Depuis plusieurs semaines, le Rassemblement démocratique du peuple camerounais
(RDPC) multiplie les meetings, plaidant pour une candidature de son chef, M.
Biya, à la prochaine présidentielle, dans une intense campagne qui rappelle
celle qui avait précédé l'adoption d'une révision constitutionnelle controversée
en 2008.
Votée en avril 2008, en dépit de mouvements de contestation et de graves émeutes
qui avaient fait selon des ONG au moins 130 morts, cette réforme avait fait
sauter la limitation du nombre de mandats présidentiels permettant ainsi à Biya
de se représenter. "Ce n'est que lui (Biya) qui peut, pour le moment, continuer
à conduire le Cameroun vers des horizons meilleurs", a affirmé fin octobre dans
un meeting un responsable local du RDPC.
Les ministres ne sont pas en reste: plusieurs d'entre eux ont fait des
déclarations similaires alors que le quotidien d'Etat publie régulièrement des
"motions de soutien" au président émanant de cadres du RDPC. Un groupe de jeunes
proche du parti a même lancé une opération de collecte de fonds censée financer
la caution du candidat Biya. Fidèle à ses habitudes, le président, qui aime
entretenir le flou, n'a cependant pas encore dit clairement s'il serait candidat
ou non.
Une lettre aux Camerounais publiée début novembre pour le 27e anniversaire de
son accession au pouvoir laisse toutefois peu de doutes sur ses intentions. Ce
texte a même marqué "le déclenchement de la campagne pour sa réélection",
analyse le politologue Alain Fogué Tédom.
Remerciant les appels pour sa candidature, Biya y affirme notamment vouloir "aller
jusqu'au bout" dans "la recherche de solutions" au chômage et dans "la
lutte contre la corruption". En prenant de tels engagements, Biya sollicite
en contrepartie la "confiance des Camerounais" pour la future présidentielle,
selon M. Fogué. Le slogan du RDPC lors de la célébration des 27 ans au pouvoir
de son chef est aussi évocateur: "Bâtissons l'avenir avec Paul Biya", dit-il.
Toutes les actions menées au cours des dernières semaines par le RDPC "ne sont
pas anodines", estime M. Fogué. Elles montrent que Biya sera candidat mais aussi
"que nous sommes aux portes d'une présidentielle", qui se tiendra probablement
plus tôt que prévu.

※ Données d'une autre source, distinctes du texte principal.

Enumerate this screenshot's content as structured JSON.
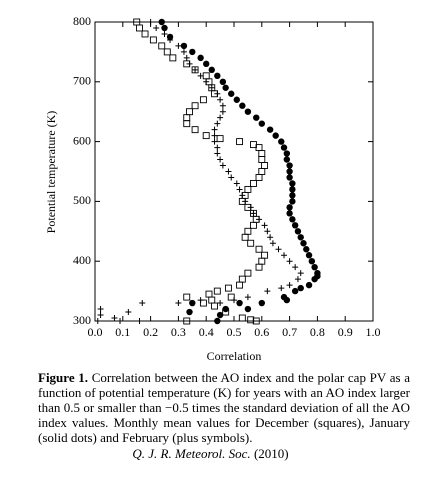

De fait, des cadres du RDPC dont un ministre ont récemment
demandé publiquement que l'élection se tienne en 2010 et non plus en 2011, sans
cependant donner d'arguments justifiant cette anticipation. Non prévue par la
loi, l'anticipation devrait être précédée par une révision constitutionnelle,
indique un politologue.
Cette mesure permettrait de contrarier et de couper l'herbe sous le pied des
adversaires de Biya qui se trouvent essentiellement dans son propre camp, selon
M. Fogué. Biya pourrait aussi profiter d'une bonne prestation du Cameroun à la
coupe du monde 2010 de football pour organiser l'élection, craint le
vice-président du principal parti d'opposition, le Social Democratic Front
(SDF), Joshua Osih.
"Ce serait une erreur politique grave d'anticiper la présidentielle", juge-t-il,
assurant que le SDF est résolu "à tout faire" pour empêcher la tenue de la
présidentielle (anticipée ou pas) s'il n'y a pas "un minimum de garantie" de
transparence.
Le RDPC n'a pas réagi aux inquiétudes de l'Union européenne qui a fait part mi
novembre de ses doutes sur "la crédibilité des membres de l'organe électoral" et
"leur capacité à organiser les élections dans un délai de 22 mois".